Recently the Dallas ISD Administration presented to the Board of Trustees a table of accomplishments from the STAAR results and several Trustees took to social media to promote the same. That same week I sat at my daughter's elementary school where the Executive Director presented our STAAR accomplishments.
Though the state configures the data in a way that Approaches includes Meets and Masters, and Meets includes Masters data, I prefer it separated and present it as such in the second chart.
This looks like progress. If so, is it meaningful?
The first thing to know is that the STAAR exam is based on an ~ 2200 point scale. I attended a presentation by testing expert Dr. Walter Stroup where he explained the issue with expanding point scales. A 40 question test using a 100 point scale is fairly transparent. But with STAAR, take the same 40 question test, now small differences in terms of number of items correct are stretched out over a huge scale to make differences seem significant.
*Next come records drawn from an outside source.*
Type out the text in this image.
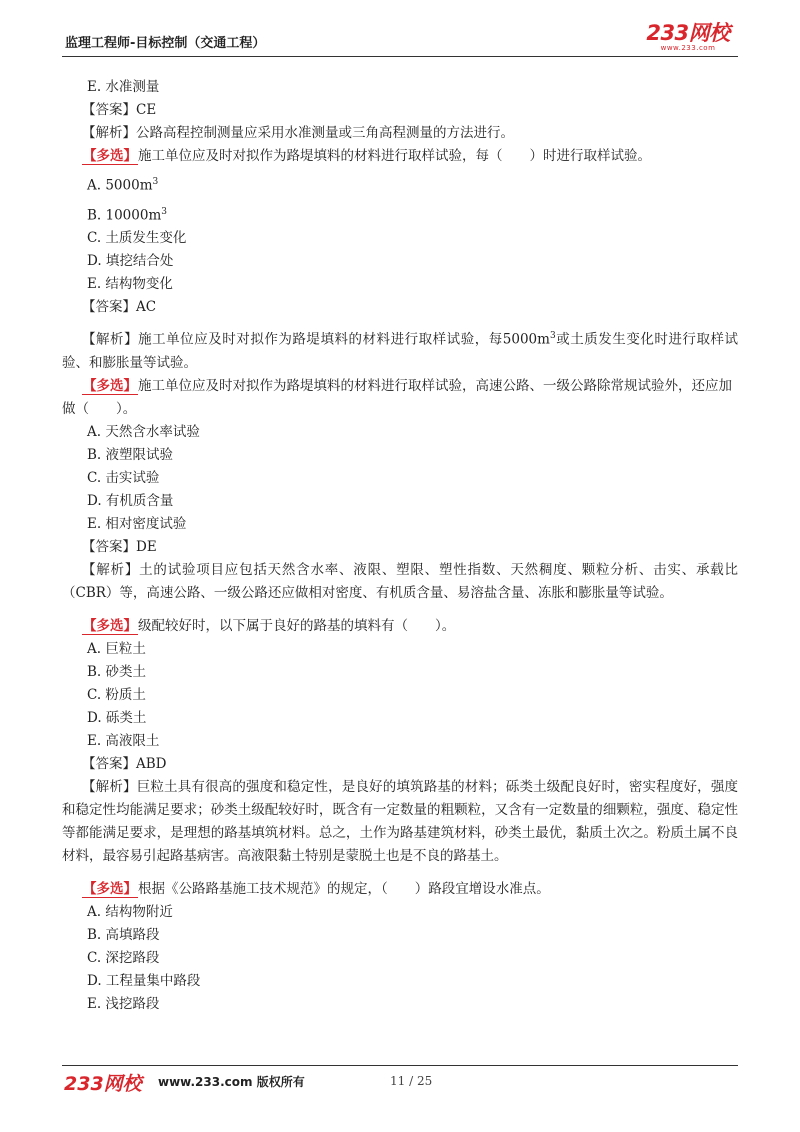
监理工程师-目标控制（交通工程）	233网校
www.233.com
E. 水准测量
【答案】CE
【解析】公路高程控制测量应采用水准测量或三角高程测量的方法进行。
【多选】施工单位应及时对拟作为路堤填料的材料进行取样试验，每（　　）时进行取样试验。
A. $5000m^3$
B. $10000m^3$
C. 土质发生变化
D. 填挖结合处
E. 结构物变化
【答案】AC
【解析】施工单位应及时对拟作为路堤填料的材料进行取样试验，每$5000m^3$或土质发生变化时进行取样试验、和膨胀量等试验。
【多选】施工单位应及时对拟作为路堤填料的材料进行取样试验，高速公路、一级公路除常规试验外，还应加做（　　）。
A. 天然含水率试验
B. 液塑限试验
C. 击实试验
D. 有机质含量
E. 相对密度试验
【答案】DE
【解析】土的试验项目应包括天然含水率、液限、塑限、塑性指数、天然稠度、颗粒分析、击实、承载比（CBR）等，高速公路、一级公路还应做相对密度、有机质含量、易溶盐含量、冻胀和膨胀量等试验。
【多选】级配较好时，以下属于良好的路基的填料有（　　）。
A. 巨粒土
B. 砂类土
C. 粉质土
D. 砾类土
E. 高液限土
【答案】ABD
【解析】巨粒土具有很高的强度和稳定性，是良好的填筑路基的材料；砾类土级配良好时，密实程度好，强度和稳定性均能满足要求；砂类土级配较好时，既含有一定数量的粗颗粒，又含有一定数量的细颗粒，强度、稳定性等都能满足要求，是理想的路基填筑材料。总之，土作为路基建筑材料，砂类土最优，黏质土次之。粉质土属不良材料，最容易引起路基病害。高液限黏土特别是蒙脱土也是不良的路基土。
【多选】根据《公路路基施工技术规范》的规定，（　　）路段宜增设水准点。
A. 结构物附近
B. 高填路段
C. 深挖路段
D. 工程量集中路段
E. 浅挖路段
233网校 www.233.com 版权所有	11 / 25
He referred to this as making mountains out of mole hills.
The key questions to DISD are these:
In terms of number of items correct, what does this difference represent?
What fraction of the variance is sensitive to differences in instruction?
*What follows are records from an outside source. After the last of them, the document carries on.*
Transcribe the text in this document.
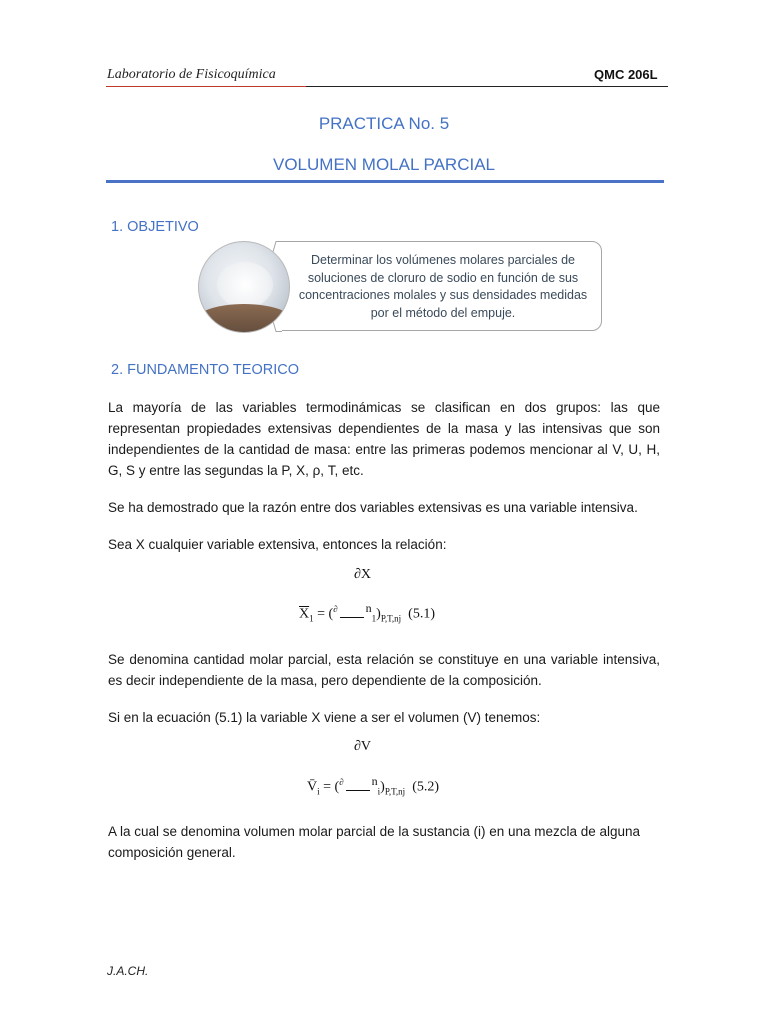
Laboratorio de Fisicoquímica	QMC 206L
PRACTICA No. 5
VOLUMEN MOLAL PARCIAL
1. OBJETIVO
Determinar los volúmenes molares parciales de soluciones de cloruro de sodio en función de sus concentraciones molales y sus densidades medidas por el método del empuje.
2. FUNDAMENTO TEORICO
La mayoría de las variables termodinámicas se clasifican en dos grupos: las que representan propiedades extensivas dependientes de la masa y las intensivas que son independientes de la cantidad de masa: entre las primeras podemos mencionar al V, U, H, G, S y entre las segundas la P, X, ρ, T, etc.
Se ha demostrado que la razón entre dos variables extensivas es una variable intensiva.
Sea X cualquier variable extensiva, entonces la relación:
∂X
$\overline{X}_1 = (^\partial$ $^n_1)_{P,T,nj}$ (5.1)
Se denomina cantidad molar parcial, esta relación se constituye en una variable intensiva, es decir independiente de la masa, pero dependiente de la composición.
Si en la ecuación (5.1) la variable X viene a ser el volumen (V) tenemos:
∂V
$V̄_i = (^\partial$ $^n_i)_{P,T,nj}$ (5.2)
A la cual se denomina volumen molar parcial de la sustancia (i) en una mezcla de alguna composición general.
J.A.CH.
I've asked the District these questions and will let you know when I get a reply. It might be that there have been significant gains. Again if so, what does this really mean?
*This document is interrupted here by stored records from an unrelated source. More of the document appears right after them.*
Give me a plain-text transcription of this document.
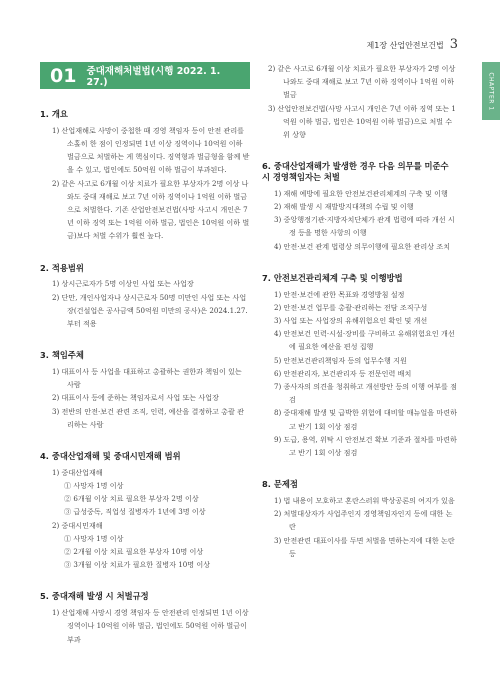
제1장 산업안전보건법 3
CHAPTER 1
01 중대재해처벌법(시행 2022. 1. 27.)
1. 개요
1) 산업재해로 사망이 중첩한 때 경영 책임자 등이 안전 관리를 소홀히 한 점이 인정되면 1년 이상 징역이나 10억원 이하 벌금으로 처벌하는 게 핵심이다. 징역형과 벌금형을 함께 받을 수 있고, 법인에도 50억원 이하 벌금이 부과된다.
2) 같은 사고로 6개월 이상 치료가 필요한 부상자가 2명 이상 나와도 중대 재해로 보고 7년 이하 징역이나 1억원 이하 벌금으로 처벌한다. 기존 산업안전보건법(사망 사고시 개인은 7년 이하 징역 또는 1억원 이하 벌금, 법인은 10억원 이하 벌금)보다 처벌 수위가 훨씬 높다.
2. 적용범위
1) 상시근로자가 5명 이상인 사업 또는 사업장
2) 단만, 개인사업자나 상시근로자 50명 미만인 사업 또는 사업장(건설업은 공사금액 50억원 미만의 공사)은 2024.1.27.부터 적용
3. 책임주체
1) 대표이사 등 사업을 대표하고 총괄하는 권한과 책임이 있는 사람
2) 대표이사 등에 준하는 책임자로서 사업 또는 사업장
3) 전반의 안전·보건 관련 조직, 인력, 예산을 결정하고 총괄 관리하는 사람
4. 중대산업재해 및 중대시민재해 범위
1) 중대산업재해
① 사망자 1명 이상
② 6개월 이상 치료 필요한 부상자 2명 이상
③ 급성중독, 직업성 질병자가 1년에 3명 이상
2) 중대시민재해
① 사망자 1명 이상
② 2개월 이상 치료 필요한 부상자 10명 이상
③ 3개월 이상 치료가 필요한 질병자 10명 이상
5. 중대재해 발생 시 처벌규정
1) 산업재해 사망시 경영 책임자 등 안전관리 인정되면 1년 이상 징역이나 10억원 이하 벌금, 법인에도 50억원 이하 벌금이 부과
2) 같은 사고로 6개월 이상 치료가 필요한 부상자가 2명 이상 나와도 중대 재해로 보고 7년 이하 징역이나 1억원 이하 벌금
3) 산업안전보건법(사망 사고시 개인은 7년 이하 징역 또는 1억원 이하 벌금, 법인은 10억원 이하 벌금)으로 처벌 수위 상향
6. 중대산업재해가 발생한 경우 다음 의무를 미준수 시 경영책임자는 처벌
1) 재해 예방에 필요한 안전보건관리체계의 구축 및 이행
2) 재해 발생 시 재발방지대책의 수립 및 이행
3) 중앙행정기관·지방자치단체가 관계 법령에 따라 개선 시정 등을 명한 사항의 이행
4) 안전·보건 관계 법령상 의무이행에 필요한 관리상 조치
7. 안전보건관리체계 구축 및 이행방법
1) 안전·보건에 관한 목표와 경영방침 설정
2) 안전·보건 업무를 총괄·관리하는 전담 조직구성
3) 사업 또는 사업장의 유해위험요인 확인 및 개선
4) 안전보건 인력·시설·장비를 구비하고 유해위험요인 개선에 필요한 예산을 편성 집행
5) 안전보건관리책임자 등의 업무수행 지원
6) 안전관리자, 보건관리자 등 전문인력 배치
7) 종사자의 의견을 청취하고 개선방안 등의 이행 여부를 점검
8) 중대재해 발생 및 급박한 위험에 대비할 매뉴얼을 마련하고 반기 1회 이상 점검
9) 도급, 용역, 위탁 시 안전보건 확보 기준과 절차를 마련하고 반기 1회 이상 점검
8. 문제점
1) 법 내용이 모호하고 혼란스러워 박상공론의 여지가 있음
2) 처벌대상자가 사업주인지 경영책임자인지 등에 대한 논란
3) 안전관련 대표이사를 두면 처벌을 면하는지에 대한 논란 등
The insinuation by the District with their STAAR chart is that the standardized tests are sensitive to school inputs such as teacher quality, which they are not. Quite the contrary, an article published in the journal Statistics and Public Policy stated:
[The] teacher-explained share of overall variability in standardized test score gains is estimated as low as 3%...with the most recent published estimates being in the range of 1-14%. (Pivovarova, et. al. 2016)
So that means 86-99% of test score gains are due to factors OTHER THAN the teacher. The dominant other factor unfortunately is test prep.
In this era of test-based accountability, I can't help but wonder, is DISD pressuring its teachers to improve STAAR outcomes?
That would be a travesty, because clearly STAAR does not measure what matters.